Naming in file systems

Required reading: nami() and associated functions, sysfile.c.

why do you want names as part of your storage system?
  hard for users/apps to keep track of disk addrs
  directories aid scaling, avoid name conflicts
  security / consistency are easier with an abstract interface
interface
  pathnames: x, 828/x, /usr/rtm/828/x
  directory tree with root at /
  special entries in each directory: ., ..
  current working directory (cwd)
    cat 828/x
    cd 828 ; cat x
    per process
  name ops: open(), chdir(), creat(), mkdir(), unlink(), link()
some implications of interface
  could I implement by putting file info in directory entry?
    this is how DOS / early Windows FAT file system worked
  ln a b ; rm a ; cat b
  fd = open("x"); unlink("x"); write(fd, "z", 1);
  mkdir d ; cd d ; rmdir ../d
  so underlying file has existence independent of name
  thus i-nodes
  a dirent contains a name and an i-number
    dirent does *not* contain the file info
removing a directory
  only allowed if you first remove contents
    otherwise allocated but un-nameable i-nodes
    can't remove a file with no name!
  thus recursive rm -rf
    remove directory contents (recursively)
    then remove empty directory
hard links
  mkdir d
  ln d d/x
  rm -rf d
  will the rm ever finish?
  how can we deal with this?
    you are not allowed to hard-link to a directory
    thus there can be no cycles, so rm -rf will finish
symbolic links are allowed for directories
  ln -s d d/x
  the symbolic link doesn't prevent removal of pointed-to file/dir
  and symbolic link can be removed w/o worrying about what it points to
  consequence: symlink lookups can fail

xv6 file system naming implementation

disk structure (sheet 31)
  dirent contains name/i-number pairs
  IBLOCK(inum) turns i-num into disk block of i-node
on-disk i-node
  type is DIR, FILE, or 0 (free)
  nlink is link count -- # of dir entries pointing to this i-num
    this is for "ln a b ; rm a" 
    link count can be zero for non-free file! why?
in-core i-node structure (sheet 32)
  ref is # in-core references
    FDs, CWDs, some transient references in namei()
    iget() / iput() (sheet 38)
  I_BUSY ilock() / iunlock()
  I_VALID
namei() looks up names (sheet 43)
  turns a pathname into an in-core inode pointer
  three uses:
    read-only (open, chdir)
    create -- you really want the parent directory
    delete -- ""
  aux functions: dirlookup() and dirlink()
    used by callers during create and delete
what makes name lookup tricky?
  locking
  create/create race
  lookup/delete race
    either unlink or rmdir
    is someone freeing/reallocating an inode we're using / about to use?
    particularly while looking up i-number from dirent
  some obvious locking schemes don't work:
    namei(d1/d2/f) -> ilock(d1) ; ilock(d2) ; iunlock(d1)
    no! deadlock.
    namei(d/..)
    or namei(./d) and namei(./..) (where CWD is d)

V6 code examples

Questions:

Plenty of complexity here just to keep naming data structures internally consistent in the face of concurrency.

Much that is useful for programs also: concurrent creates do something reasonable, your open file doesn't die just because someone renames the file, etc.

Sadly, the design is not perfect if you want to write secure privileged code.

  a name can change meaning underfoot
  suppose root periodically cleans up /tmp
    rm /tmp/* /tmp/*/*
  that's really two steps:
    generate a list of all files
    unlink() each one
  attacker could:
    mkdir /tmp/d
    cp /dev/null /tmp/d/passwd
    wait until root about to rm /etc/d/passwd...
    rm -rf /tmp/d
    ln -s /etc /tmp/d
  called "time of check to time of use" (TOCTTOU) bug
    they are fairly common and could be reduced by a better API
Link, unlink, chdir, mount, umount could have taken file descriptors instead of their path argument.

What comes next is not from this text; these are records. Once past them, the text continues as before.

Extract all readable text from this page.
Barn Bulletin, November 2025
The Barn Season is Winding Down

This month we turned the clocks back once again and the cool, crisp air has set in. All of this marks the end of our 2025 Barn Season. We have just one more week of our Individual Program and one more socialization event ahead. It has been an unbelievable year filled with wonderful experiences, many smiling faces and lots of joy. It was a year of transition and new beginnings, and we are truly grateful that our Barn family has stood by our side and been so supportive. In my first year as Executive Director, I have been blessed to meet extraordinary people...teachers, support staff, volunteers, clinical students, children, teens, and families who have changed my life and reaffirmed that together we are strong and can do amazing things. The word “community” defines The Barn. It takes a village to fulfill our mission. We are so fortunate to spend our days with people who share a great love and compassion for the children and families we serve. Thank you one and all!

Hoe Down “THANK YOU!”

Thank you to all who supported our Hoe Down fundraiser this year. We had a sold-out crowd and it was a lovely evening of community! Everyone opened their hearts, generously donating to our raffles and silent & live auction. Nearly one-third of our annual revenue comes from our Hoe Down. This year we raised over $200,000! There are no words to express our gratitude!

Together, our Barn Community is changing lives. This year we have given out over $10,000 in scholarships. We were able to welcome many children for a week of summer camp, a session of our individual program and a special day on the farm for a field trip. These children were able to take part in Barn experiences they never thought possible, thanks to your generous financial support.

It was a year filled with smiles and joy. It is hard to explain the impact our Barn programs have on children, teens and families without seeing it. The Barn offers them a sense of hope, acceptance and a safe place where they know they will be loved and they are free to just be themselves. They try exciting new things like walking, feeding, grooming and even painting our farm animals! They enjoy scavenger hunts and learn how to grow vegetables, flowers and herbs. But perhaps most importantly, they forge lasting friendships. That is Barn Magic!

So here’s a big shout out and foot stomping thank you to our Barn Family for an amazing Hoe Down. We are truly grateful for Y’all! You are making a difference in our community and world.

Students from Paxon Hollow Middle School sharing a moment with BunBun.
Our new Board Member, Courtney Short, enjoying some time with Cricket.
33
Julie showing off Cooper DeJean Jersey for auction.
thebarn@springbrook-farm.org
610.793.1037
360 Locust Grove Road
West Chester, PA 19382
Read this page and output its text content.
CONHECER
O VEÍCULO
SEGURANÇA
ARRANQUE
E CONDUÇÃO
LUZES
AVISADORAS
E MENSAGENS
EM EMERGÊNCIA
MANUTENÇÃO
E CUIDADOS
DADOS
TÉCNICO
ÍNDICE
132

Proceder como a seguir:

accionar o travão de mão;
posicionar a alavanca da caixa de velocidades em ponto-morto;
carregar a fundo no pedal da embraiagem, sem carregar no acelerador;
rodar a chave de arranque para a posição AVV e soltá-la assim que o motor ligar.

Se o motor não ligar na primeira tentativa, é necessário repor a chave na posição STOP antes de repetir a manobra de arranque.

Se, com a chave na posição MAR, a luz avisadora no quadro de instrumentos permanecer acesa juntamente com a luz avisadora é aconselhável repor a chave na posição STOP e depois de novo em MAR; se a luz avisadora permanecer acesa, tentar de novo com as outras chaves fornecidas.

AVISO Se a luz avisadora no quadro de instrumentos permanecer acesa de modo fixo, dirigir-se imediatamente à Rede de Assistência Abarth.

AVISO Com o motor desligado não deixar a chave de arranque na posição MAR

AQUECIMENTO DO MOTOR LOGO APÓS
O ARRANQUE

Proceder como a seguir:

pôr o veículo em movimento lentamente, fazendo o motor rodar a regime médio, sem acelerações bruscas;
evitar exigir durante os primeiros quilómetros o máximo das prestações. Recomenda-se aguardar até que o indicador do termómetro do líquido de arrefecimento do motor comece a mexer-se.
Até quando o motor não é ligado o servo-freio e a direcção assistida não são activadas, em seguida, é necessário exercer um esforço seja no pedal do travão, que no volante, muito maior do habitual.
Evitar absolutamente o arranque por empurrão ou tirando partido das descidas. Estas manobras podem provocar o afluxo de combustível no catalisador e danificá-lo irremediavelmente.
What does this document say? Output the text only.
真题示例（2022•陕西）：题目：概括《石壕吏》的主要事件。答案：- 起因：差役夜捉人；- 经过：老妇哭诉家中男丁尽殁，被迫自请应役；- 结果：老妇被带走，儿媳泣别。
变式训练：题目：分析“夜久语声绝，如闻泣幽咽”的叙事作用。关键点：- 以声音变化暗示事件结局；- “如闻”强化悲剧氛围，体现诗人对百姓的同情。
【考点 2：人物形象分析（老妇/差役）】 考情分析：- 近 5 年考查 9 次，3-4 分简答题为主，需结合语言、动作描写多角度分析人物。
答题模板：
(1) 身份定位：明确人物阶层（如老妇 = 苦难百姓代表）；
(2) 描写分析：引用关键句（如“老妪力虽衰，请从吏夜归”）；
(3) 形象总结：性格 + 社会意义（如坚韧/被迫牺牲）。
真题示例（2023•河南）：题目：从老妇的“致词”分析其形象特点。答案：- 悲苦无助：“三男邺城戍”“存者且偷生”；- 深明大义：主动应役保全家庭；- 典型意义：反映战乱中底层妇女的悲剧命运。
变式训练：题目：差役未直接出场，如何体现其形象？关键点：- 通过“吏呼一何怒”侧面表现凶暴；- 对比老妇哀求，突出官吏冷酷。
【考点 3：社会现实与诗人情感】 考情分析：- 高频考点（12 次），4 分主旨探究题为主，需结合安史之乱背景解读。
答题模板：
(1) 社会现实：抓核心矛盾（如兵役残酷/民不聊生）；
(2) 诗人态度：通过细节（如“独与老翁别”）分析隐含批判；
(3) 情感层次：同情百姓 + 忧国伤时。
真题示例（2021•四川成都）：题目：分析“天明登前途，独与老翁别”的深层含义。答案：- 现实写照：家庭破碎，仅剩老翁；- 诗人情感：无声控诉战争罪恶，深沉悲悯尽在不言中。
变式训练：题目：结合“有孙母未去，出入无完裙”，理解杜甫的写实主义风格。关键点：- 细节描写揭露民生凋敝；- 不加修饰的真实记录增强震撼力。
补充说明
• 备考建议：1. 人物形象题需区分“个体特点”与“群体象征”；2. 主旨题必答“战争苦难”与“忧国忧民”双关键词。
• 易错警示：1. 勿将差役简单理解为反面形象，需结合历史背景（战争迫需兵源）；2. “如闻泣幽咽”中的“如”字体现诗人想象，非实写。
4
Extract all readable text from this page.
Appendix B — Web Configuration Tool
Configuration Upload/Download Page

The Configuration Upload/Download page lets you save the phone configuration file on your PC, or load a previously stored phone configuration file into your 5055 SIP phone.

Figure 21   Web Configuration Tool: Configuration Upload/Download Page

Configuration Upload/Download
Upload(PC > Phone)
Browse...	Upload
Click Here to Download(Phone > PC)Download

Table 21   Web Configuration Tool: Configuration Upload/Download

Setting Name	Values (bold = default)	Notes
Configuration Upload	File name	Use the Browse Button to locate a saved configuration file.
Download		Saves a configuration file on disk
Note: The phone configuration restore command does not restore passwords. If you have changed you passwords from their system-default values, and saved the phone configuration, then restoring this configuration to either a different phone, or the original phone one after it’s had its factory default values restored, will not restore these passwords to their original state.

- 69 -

In fact, this would get rid of some possible race conditions (some of which have security implications, TOCTTOU). However, this would require that the current working directory be remembered by the process.

Next lecture we'll think about how to maintain (really regain) consistency if there's a power failure or crash in the middle of the FS code updating the disk!